Ottawa – The environmental assessment of the proposed Canada-China Foreign Investment Protection and Promotion Agreement (FIPA) is insufficient and must be done again to account for the changing nature and volume of Chinese investment in Canada, recent investor-state case law that undermines the right to regulate for environmental protection, changes to Canada’s environmental regulations affecting major resource projects, and the government’s failure to actively engage the public in the earlier assessment process, says the Council of Canadians.

“The environmental assessment is completely inadequate and confusing,” says Stuart Trew, trade campaigner with the Council of Canadians. “The government can’t even make up its mind if the FIPA will encourage investment or not. Yet the assessment says that even if there is an influx of investment, for example the nearly 100 per cent increase in Chinese investment into Canada in the past four years, there will be no environmental impact. If only life were so easy. We need to take it back to the drawing board right now.”

The Council of Canadians rejects the federal government’s demonstrably false claims in the environmental assessment that both Canada and China will “retain the ability to regulate in the public interest, including with respect to environmental issues,” that “the FIPA will not inhibit Canada’s ability to develop and implement environmental policies,” and that, “all foreign investors in Canada are subject to the same laws and regulations as domestic investors, which includes laws aimed at protecting the environment.”

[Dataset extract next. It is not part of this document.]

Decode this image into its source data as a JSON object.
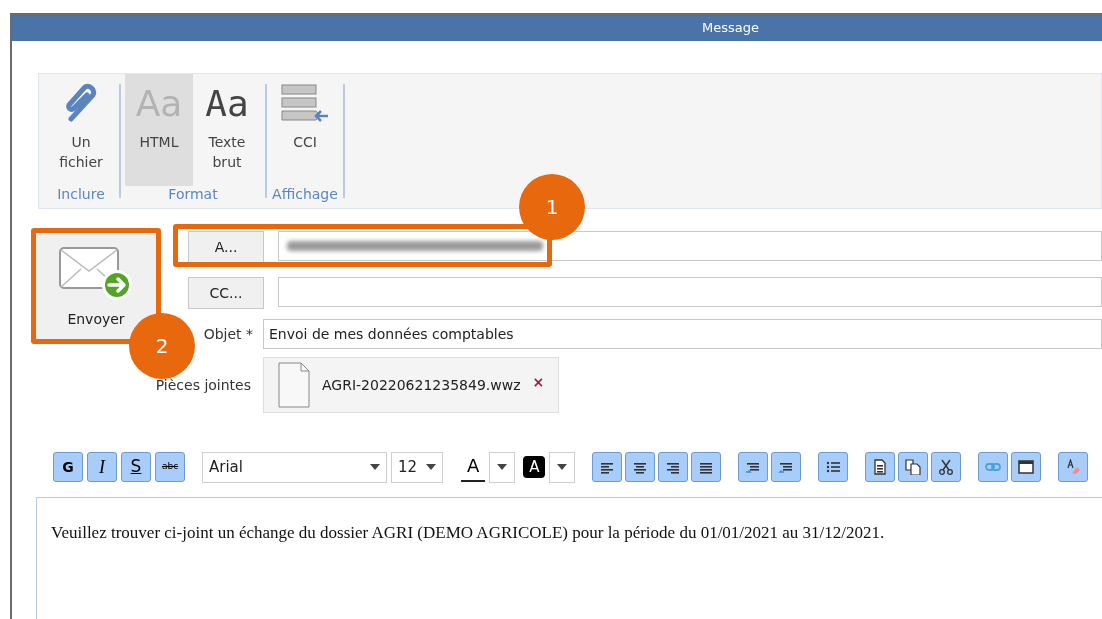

“Just because an environmental policy affects Chinese and Canadian investors equally does not mean it cannot be challenged under the FIPA as a violation of a Chinese firm’s right to profit,” says Trew. “Under NAFTA’s FIPA-like investment protections, Canada has faced and lost disputes relating to non-discriminatory environmental measures. It’s up to private arbitrators outside Canada’s court system to decide whether a policy or other measure is a form of ‘regulatory expropriation,’ or whether it upsets the arbitrator’s, not the law’s, broad definition of ‘minimum standards of treatment.’”

A further failing of the government’s environmental assessment of the Canada-China FIPA is that it does not take into account recent changes to Canada’s environmental regulations and policy. Chinese firms, as well as firms from other countries with which Canada has a FIPA-like treaty, will be able to claim these lower standards as the new normal. Any future improvements to environmental policy by a federal or provincial government will be vulnerable to foreign investor claims that their right to a stable and predictable regulatory environment has been breached.

“The treaty as a piece of paper does not have much of an environmental impact, but the rights the treaty gives to foreign investors to challenge environmental policy can, and more and more often do, undermine policies to protect the environment, public health or to conserve resources,” says Trew. “The Harper government should not be allowed to ratify this FIPA with China without recognizing that in a new environmental assessment of the treaty.”

The Council of Canadians, Canada’s largest grassroots social justice organization, elaborates on these points in a submission it will make this week to the Department of Foreign Affairs and International Trade’s final draft environmental assessment of the Canada-China FIPA. The DFAIT assessment was quietly posted to the government website in the middle of October. The deadline for comments is this Sunday, November 11.